Greg Prato, an esteemed music journalist who has written extensively for many different prestigious publications, has assembled an oral history of grunge. This style of music grew during the late '80s and '90s in the Pacific Northwest and really found focus and gained attention when Kurt Cobain put together Nirvana and shook up the entire world.
Grunge Is Dead found life when the author was writing an article on Soundgarden for the English publication
Classic Rock. While interviewing the band's producer, Jack Endino, Prato stumbled upon an idea: "What if a book was comprised of nothing but quotes from the actual people that experienced the movement firsthand, tracing it from its very beginning to its end?" That is what he writes in the introduction to this book.

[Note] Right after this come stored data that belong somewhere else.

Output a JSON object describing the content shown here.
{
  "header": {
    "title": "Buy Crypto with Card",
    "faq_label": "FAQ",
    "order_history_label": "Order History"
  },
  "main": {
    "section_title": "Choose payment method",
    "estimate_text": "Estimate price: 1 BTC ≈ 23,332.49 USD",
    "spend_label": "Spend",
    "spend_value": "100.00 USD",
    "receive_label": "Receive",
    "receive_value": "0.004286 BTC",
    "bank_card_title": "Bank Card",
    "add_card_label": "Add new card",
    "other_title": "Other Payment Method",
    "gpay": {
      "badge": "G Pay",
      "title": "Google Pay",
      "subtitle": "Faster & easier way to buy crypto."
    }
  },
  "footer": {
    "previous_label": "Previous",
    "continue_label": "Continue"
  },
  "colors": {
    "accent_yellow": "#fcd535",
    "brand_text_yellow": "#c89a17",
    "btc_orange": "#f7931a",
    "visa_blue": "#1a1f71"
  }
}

He engaged in almost 130 interviews with the key players in the grunge
movement. Included here are
- Eddie Vedder (Pearl Jam)
- Kim Thayil (Soundgarden)
- Jerry Cantrell (Alice in Chains)
- Duff McKagan (Guns N' Roses)
- Bruce Pavitt/Jonathan Poneman (Sub Pop Records founders)
and many more.
There is a lot of research here, and many insights are revealed. The book opens with an overview of the '60s and '70s and how that gave way to the flannel-and-shorts of the late '80s and '90s. One of the best books around in explaining this relatively short-lived phenomenon.